O eSocial e a Desburocratização de Fato



O eSocial – Sistema de Escrituração Digital das Obrigações Fiscais, Previdenciárias e Trabalhistas – que surgiu por meio do Decreto Presidencial nº 8.373 de 2014, foi constituído no intuito de ser um instrumento de unificação de informações contábeis, transmitidas e armazenadas em um sistema digital.

A proposta de tal Decreto visava contemplar todas as empresas, porém, havendo ressalva quanto às micro e pequenas empresas, que se sujeitariam a um sistema simplificado, não sendo claro se em sistema distinto ou não.

Por conseguinte, deixou-se de lado a questão da simplificação às micro e pequenas empresas e passou-se ao desenvolvimento e implementação do eSocial às empresas de médio e grande porte nacionais, hoje em obrigatoriedade de utilização.

A problemática de toda a questão se dá no fato do eSocial ter sido estruturado com base em empresas de grande porte e toda sua complexidade de obrigações acessórias, conflitantes com a estrutura simplificada e diferenciada das micro e pequenas empresas.

Nessa combinação de fatos, acentua-se que a formulação do eSocial teve como critério menos de 1% das firmas nacionais, visto que 99% dos estabelecimentos espalhados pelo país correspondem às micro e pequenas empresas, num total de mais de 6 milhões de sociedades.

O conflito no arcabouço do sistema e a necessidade do tratamento diferenciado às empresas de pequeno porte resultaram na decisão governamental da criação de um ambiente único nacional simplificado a todos os seus usuários, com a reformulação do eSocial.

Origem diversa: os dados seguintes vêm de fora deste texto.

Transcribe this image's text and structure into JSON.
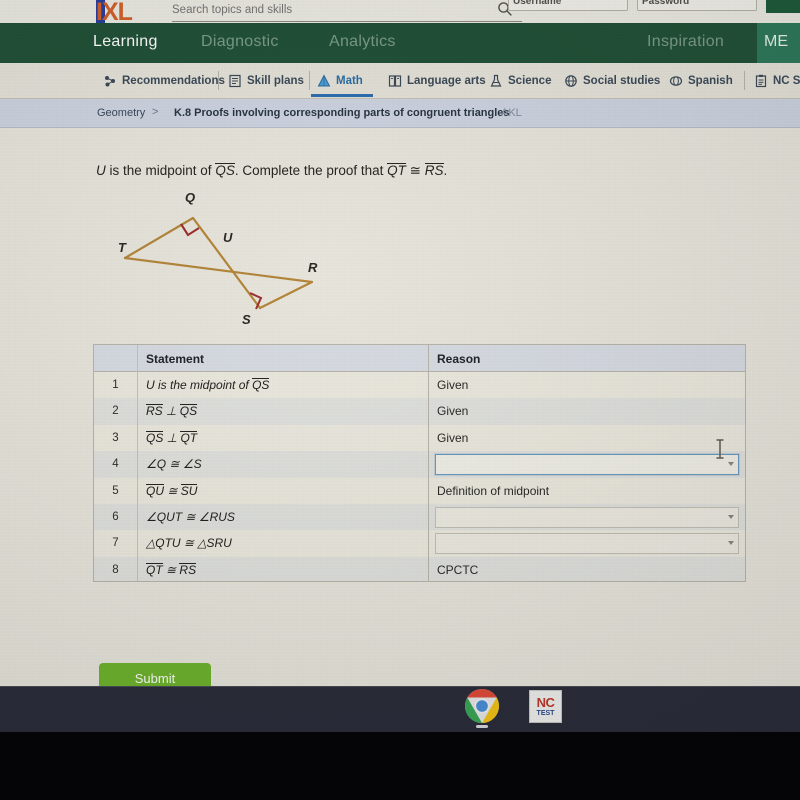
{
  "top_bar": {
    "logo_text": "IXL",
    "search": {
      "placeholder": "Search topics and skills",
      "value": "",
      "icon": "search-icon"
    },
    "username_field": {
      "label": "Username",
      "value": ""
    },
    "password_field": {
      "label": "Password",
      "value": ""
    }
  },
  "nav": {
    "items": [
      {
        "label": "Learning",
        "active": true
      },
      {
        "label": "Diagnostic",
        "active": false
      },
      {
        "label": "Analytics",
        "active": false
      },
      {
        "label": "Inspiration",
        "active": false
      }
    ],
    "member_label": "ME"
  },
  "subject_tabs": [
    {
      "label": "Recommendations",
      "icon": "recommendations-icon",
      "active": false
    },
    {
      "label": "Skill plans",
      "icon": "skill-plans-icon",
      "active": false
    },
    {
      "label": "Math",
      "icon": "math-icon",
      "active": true
    },
    {
      "label": "Language arts",
      "icon": "language-arts-icon",
      "active": false
    },
    {
      "label": "Science",
      "icon": "science-icon",
      "active": false
    },
    {
      "label": "Social studies",
      "icon": "social-studies-icon",
      "active": false
    },
    {
      "label": "Spanish",
      "icon": "spanish-icon",
      "active": false
    },
    {
      "label": "NC Sta",
      "icon": "nc-standards-icon",
      "active": false
    }
  ],
  "breadcrumb": {
    "subject": "Geometry",
    "separator": ">",
    "skill": "K.8 Proofs involving corresponding parts of congruent triangles",
    "code": "AKL"
  },
  "question": {
    "part1": "U",
    "part2": " is the midpoint of ",
    "seg1": "QS",
    "part3": ". Complete the proof that ",
    "seg2": "QT",
    "cong": " ≅ ",
    "seg3": "RS",
    "part4": "."
  },
  "diagram": {
    "labels": [
      "Q",
      "T",
      "U",
      "R",
      "S"
    ],
    "line_color": "#b5873b",
    "right_angle_color": "#9e2f2f",
    "right_angles_at": [
      "Q",
      "S"
    ]
  },
  "table": {
    "headers": {
      "number": "",
      "statement": "Statement",
      "reason": "Reason"
    },
    "rows": [
      {
        "num": "1",
        "statement_html": "<i>U</i> is the midpoint of <span class='ovl'>QS</span>",
        "reason": "Given",
        "reason_type": "text"
      },
      {
        "num": "2",
        "statement_html": "<span class='ovl'>RS</span> ⊥ <span class='ovl'>QS</span>",
        "reason": "Given",
        "reason_type": "text"
      },
      {
        "num": "3",
        "statement_html": "<span class='ovl'>QS</span> ⊥ <span class='ovl'>QT</span>",
        "reason": "Given",
        "reason_type": "text"
      },
      {
        "num": "4",
        "statement_html": "∠Q ≅ ∠S",
        "reason": "",
        "reason_type": "dropdown-focused"
      },
      {
        "num": "5",
        "statement_html": "<span class='ovl'>QU</span> ≅ <span class='ovl'>SU</span>",
        "reason": "Definition of midpoint",
        "reason_type": "text"
      },
      {
        "num": "6",
        "statement_html": "∠QUT ≅ ∠RUS",
        "reason": "",
        "reason_type": "dropdown"
      },
      {
        "num": "7",
        "statement_html": "△QTU ≅ △SRU",
        "reason": "",
        "reason_type": "dropdown"
      },
      {
        "num": "8",
        "statement_html": "<span class='ovl'>QT</span> ≅ <span class='ovl'>RS</span>",
        "reason": "CPCTC",
        "reason_type": "text"
      }
    ]
  },
  "submit": {
    "label": "Submit"
  },
  "taskbar": {
    "items": [
      {
        "name": "chrome",
        "label": ""
      },
      {
        "name": "nctest",
        "label_top": "NC",
        "label_bottom": "TEST"
      }
    ]
  },
  "colors": {
    "nav_green": "#225238",
    "member_green": "#2f7a5c",
    "page_bg": "#e9e7dd",
    "breadcrumb_bg": "#cfd6e2",
    "submit_green": "#6fb52e",
    "math_blue": "#2f6fb0",
    "taskbar": "#2b2e3b"
  }
}
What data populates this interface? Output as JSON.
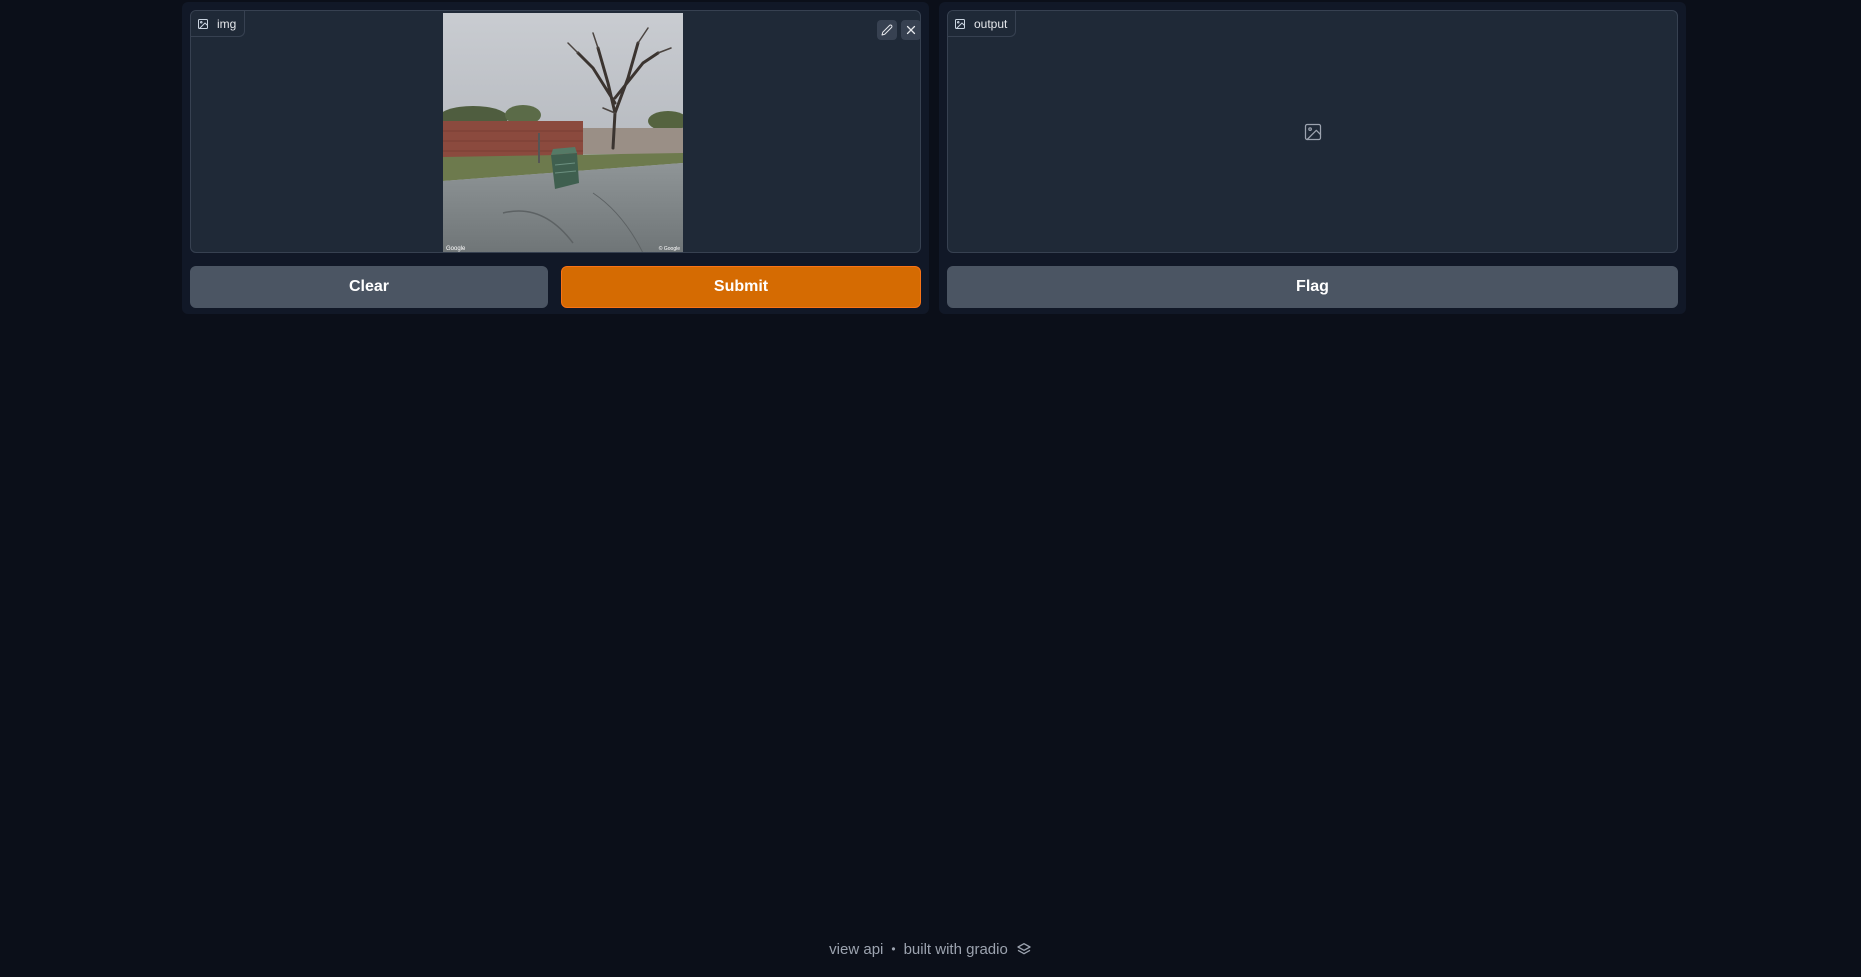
{
  "input": {
    "label": "img",
    "photo_watermark_left": "Google",
    "photo_watermark_right": "© Google"
  },
  "output": {
    "label": "output"
  },
  "buttons": {
    "clear": "Clear",
    "submit": "Submit",
    "flag": "Flag"
  },
  "footer": {
    "view_api": "view api",
    "separator": "•",
    "built_with": "built with gradio"
  },
  "icons": {
    "image_icon": "image-icon",
    "edit_icon": "pencil-icon",
    "close_icon": "close-icon",
    "gradio_logo": "gradio-logo-icon"
  },
  "colors": {
    "background": "#0b0f19",
    "panel": "#111827",
    "box": "#1f2937",
    "primary": "#d56b02",
    "secondary": "#4b5563"
  }
}
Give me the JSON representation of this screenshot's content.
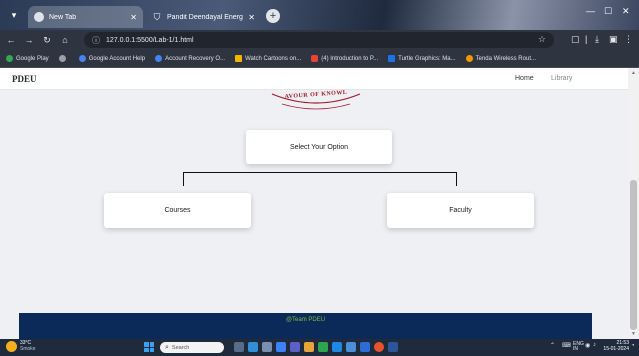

A Nota Conjunta da Secretaria Especial de Previdência e Trabalho, Secretaria Especial da Receita Federal e Secretaria Especial de Desburocratização, Gestão e Governo Digital, de 08 de agosto de 2019, evidencia que o eSocial será reestruturado com o olhar a todos os usuários.

Conforme a nota, devemos aguardar ato normativo – a ser publicado até 30 de setembro de 2019 – que tratará do cronograma de substituição ou eliminação das obrigações acessórias, quais sejam: GFIP, CAGED, RAIS, LRE, CAT, CD, CTPS, PPP, DIRF, DCTF, QHT, MANAD, Folha de Pagamento, GRF e GPS.

Nesse ínterim, nos resta a expectativa pelas mudanças anunciadas.